Entre 1802 y 1812 —el ecuador de la exposición— Beethoven se consagra no ya como un sucesor de Haydn y Mozart, sino como un profundo innovador de todos los géneros musicales que cultiva. Como en el resto de los bloques, una isla central permite escuchar varias obras claves de este período: en este caso, el cuarteto en forma de canon del primer acto de Fidelio, la marcha fúnebre de la Sinfonía «Heroica» y la obertura de Egmont. El héroe empieza a desvelar unos rasgos inequívocos, utilizados profusamente por la historiografía posterior para mitologizar al compositor. Pero son también años de intenso sufrimiento físico y psíquico, como muestra el documento conocido como Testamento de Heiligenstadt, escrito en 1802 y cuyo original puede leerse en Bonn en su integridad. Teñido de premoniciones suicidas como consecuencia de los primeros síntomas de la sordera que, lejos de remitir, no dejaron de acentuarse, está dirigido a sus dos hermanos, aunque los destinatarios somos, en realidad, todos nosotros, sus coetáneos y esas «generaciones futuras» a las que apelaba el Héctor de la Ilíada. La propia «Providencia» aparece incluso mencionada al final como su verdadera interlocutora.

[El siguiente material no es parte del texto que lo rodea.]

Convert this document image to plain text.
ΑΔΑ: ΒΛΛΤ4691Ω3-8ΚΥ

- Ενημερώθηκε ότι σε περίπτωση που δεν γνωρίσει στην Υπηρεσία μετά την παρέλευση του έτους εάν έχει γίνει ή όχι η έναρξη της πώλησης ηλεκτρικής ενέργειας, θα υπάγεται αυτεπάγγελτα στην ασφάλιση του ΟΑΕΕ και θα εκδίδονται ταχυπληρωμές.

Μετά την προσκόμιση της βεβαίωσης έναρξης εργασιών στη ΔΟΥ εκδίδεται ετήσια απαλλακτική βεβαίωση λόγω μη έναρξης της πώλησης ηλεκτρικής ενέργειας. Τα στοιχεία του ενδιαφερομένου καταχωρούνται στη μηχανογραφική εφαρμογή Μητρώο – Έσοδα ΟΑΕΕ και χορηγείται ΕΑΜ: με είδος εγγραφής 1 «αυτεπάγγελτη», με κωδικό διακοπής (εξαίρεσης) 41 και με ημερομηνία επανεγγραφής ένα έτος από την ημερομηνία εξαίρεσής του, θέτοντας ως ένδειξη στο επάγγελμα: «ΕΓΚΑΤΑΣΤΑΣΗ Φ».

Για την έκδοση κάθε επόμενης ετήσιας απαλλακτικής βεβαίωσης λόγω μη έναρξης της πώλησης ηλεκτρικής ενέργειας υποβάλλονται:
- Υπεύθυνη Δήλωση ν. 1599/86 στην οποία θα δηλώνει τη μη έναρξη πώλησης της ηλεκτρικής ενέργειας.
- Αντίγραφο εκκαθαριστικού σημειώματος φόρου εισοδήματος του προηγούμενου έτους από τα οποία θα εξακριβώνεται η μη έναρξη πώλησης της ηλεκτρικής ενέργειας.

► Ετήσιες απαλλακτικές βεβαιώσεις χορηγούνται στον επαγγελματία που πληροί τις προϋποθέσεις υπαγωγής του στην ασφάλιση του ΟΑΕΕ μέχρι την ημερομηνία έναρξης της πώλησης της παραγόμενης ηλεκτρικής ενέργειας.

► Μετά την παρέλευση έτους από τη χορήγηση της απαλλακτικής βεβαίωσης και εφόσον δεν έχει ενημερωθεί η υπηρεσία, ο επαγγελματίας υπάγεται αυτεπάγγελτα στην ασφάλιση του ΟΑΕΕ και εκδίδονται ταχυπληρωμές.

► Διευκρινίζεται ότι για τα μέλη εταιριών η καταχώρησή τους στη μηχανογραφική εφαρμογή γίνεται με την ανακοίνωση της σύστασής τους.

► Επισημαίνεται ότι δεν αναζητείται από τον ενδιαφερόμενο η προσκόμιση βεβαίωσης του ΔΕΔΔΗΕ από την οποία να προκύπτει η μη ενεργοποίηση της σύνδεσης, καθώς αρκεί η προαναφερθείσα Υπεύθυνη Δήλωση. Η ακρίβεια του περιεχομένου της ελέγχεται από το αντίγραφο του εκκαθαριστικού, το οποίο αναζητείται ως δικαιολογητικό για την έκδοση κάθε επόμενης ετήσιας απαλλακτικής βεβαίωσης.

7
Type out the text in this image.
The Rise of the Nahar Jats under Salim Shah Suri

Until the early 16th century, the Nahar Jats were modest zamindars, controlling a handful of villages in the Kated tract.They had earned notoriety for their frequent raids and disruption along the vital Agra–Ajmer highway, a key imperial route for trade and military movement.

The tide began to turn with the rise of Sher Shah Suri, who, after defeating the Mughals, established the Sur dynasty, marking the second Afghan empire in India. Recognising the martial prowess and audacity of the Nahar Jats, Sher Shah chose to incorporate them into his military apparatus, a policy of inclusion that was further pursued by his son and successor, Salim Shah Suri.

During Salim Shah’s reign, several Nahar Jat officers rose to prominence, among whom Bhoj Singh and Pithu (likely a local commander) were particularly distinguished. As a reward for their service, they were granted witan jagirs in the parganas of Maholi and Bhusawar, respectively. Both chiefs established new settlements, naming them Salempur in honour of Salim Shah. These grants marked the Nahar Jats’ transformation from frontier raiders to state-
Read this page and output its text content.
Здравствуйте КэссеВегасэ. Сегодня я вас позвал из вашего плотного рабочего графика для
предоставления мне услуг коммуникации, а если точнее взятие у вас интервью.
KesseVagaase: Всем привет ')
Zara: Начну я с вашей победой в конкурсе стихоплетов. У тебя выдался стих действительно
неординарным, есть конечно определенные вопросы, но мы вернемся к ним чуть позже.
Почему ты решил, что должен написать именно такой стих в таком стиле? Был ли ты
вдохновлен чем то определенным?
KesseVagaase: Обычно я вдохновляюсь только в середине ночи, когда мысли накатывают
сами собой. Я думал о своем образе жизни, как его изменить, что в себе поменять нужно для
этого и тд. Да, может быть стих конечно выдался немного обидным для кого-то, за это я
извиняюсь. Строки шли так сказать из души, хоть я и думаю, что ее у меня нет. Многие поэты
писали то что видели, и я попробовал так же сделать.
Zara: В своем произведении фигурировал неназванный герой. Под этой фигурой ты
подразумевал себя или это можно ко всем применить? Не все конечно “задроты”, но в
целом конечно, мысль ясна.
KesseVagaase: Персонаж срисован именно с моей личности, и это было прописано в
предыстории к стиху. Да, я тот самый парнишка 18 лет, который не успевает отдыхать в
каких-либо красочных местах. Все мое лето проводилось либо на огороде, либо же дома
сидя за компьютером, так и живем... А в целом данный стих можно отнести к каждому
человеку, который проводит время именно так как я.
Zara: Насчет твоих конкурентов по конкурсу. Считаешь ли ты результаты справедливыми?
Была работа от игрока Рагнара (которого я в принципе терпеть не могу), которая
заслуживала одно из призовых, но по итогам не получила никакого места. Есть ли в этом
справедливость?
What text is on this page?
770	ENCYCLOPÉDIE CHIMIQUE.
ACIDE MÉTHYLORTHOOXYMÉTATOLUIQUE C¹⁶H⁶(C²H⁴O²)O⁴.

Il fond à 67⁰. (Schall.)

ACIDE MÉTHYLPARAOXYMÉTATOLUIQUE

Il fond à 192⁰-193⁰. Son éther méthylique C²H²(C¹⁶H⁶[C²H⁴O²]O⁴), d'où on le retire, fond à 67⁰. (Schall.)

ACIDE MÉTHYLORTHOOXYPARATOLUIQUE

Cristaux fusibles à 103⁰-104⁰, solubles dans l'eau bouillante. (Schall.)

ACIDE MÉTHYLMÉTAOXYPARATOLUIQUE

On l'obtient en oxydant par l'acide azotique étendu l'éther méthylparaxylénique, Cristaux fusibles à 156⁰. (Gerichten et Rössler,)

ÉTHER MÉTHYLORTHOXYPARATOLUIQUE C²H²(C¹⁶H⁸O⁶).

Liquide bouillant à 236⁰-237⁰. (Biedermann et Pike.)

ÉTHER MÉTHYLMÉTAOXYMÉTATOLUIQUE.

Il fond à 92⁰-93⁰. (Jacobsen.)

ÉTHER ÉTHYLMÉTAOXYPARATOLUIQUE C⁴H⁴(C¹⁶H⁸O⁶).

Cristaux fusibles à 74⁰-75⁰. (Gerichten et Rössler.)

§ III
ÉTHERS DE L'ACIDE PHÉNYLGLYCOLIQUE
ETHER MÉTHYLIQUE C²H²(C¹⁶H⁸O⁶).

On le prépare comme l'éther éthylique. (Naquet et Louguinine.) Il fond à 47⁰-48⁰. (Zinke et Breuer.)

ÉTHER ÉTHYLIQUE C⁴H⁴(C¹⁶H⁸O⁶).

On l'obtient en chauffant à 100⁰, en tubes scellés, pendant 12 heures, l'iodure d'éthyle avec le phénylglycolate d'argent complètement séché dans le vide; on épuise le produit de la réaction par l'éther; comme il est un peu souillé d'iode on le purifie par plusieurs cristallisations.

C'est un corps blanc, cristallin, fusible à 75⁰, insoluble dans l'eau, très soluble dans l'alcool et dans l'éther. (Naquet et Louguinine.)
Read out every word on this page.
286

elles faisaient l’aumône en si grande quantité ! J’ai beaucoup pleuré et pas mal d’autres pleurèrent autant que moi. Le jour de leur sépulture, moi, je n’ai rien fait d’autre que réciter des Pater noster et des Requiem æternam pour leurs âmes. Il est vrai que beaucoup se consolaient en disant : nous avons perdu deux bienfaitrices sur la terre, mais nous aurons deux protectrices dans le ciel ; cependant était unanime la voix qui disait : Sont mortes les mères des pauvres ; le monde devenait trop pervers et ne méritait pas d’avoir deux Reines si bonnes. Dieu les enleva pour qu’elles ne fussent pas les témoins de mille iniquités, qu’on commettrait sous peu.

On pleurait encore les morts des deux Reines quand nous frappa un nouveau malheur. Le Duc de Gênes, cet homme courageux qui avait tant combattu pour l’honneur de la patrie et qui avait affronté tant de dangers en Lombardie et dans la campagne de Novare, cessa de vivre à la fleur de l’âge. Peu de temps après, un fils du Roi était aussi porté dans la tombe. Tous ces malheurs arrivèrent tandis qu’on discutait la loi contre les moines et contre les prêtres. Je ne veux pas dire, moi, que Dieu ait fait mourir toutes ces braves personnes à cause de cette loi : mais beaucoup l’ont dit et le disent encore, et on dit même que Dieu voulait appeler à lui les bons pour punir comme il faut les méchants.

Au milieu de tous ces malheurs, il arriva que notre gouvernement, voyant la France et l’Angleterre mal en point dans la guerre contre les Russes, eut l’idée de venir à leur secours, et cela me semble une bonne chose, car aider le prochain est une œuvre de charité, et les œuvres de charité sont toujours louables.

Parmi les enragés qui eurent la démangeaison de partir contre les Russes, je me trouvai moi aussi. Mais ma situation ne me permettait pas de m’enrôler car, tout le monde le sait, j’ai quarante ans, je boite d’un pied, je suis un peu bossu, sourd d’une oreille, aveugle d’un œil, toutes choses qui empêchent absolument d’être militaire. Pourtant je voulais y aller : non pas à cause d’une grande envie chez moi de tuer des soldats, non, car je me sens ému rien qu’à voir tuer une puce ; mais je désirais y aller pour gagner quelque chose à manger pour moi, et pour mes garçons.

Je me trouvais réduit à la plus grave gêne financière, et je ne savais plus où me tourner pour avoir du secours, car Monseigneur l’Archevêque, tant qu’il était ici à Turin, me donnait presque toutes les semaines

Las escenas de destrucción y de soldados mutilados por las bombas debieron de ser habituales en Viena
Beethoven superó la crisis, pero la enfermedad, ese «demonio envidioso», siguió acechándolo implacablemente durante toda su vida, como muestra gráficamente un panel de la exposición. «Estoy (…) casi constantemente enfermo», escribe en 1813. Jaquecas frecuentes, dolencias pulmonares, reumatismo, gota, pérdida de visión, neumonía, ictericia, diarrea crónica, cólicos, ascitis o la cirrosis que acabó con su vida en 1827 dan cuenta de una vida plagada por el dolor. Dos años antes de su muerte admitía sin ambages que «difícilmente podrán ya recuperarse mi naturaleza y mis fuerzas». Nada fue, sin embargo, tan lacerante como la sordera, el enemigo mortal de un músico, casi total en su edad madura. Ver la trompetilla que se colgaba a regañadientes de la cabeza —un artilugio al que, por sus enormes dimensiones, parece cuadrarle mucho más un aumentativo que un diminutivo— e imaginarlo intentando percibir con ella resquicios de sonido genera desazón. Apoyada en el piano, le ayudaba a escuchar no solo auditiva, sino también corporalmente, transmitiéndole las vibraciones del instrumento.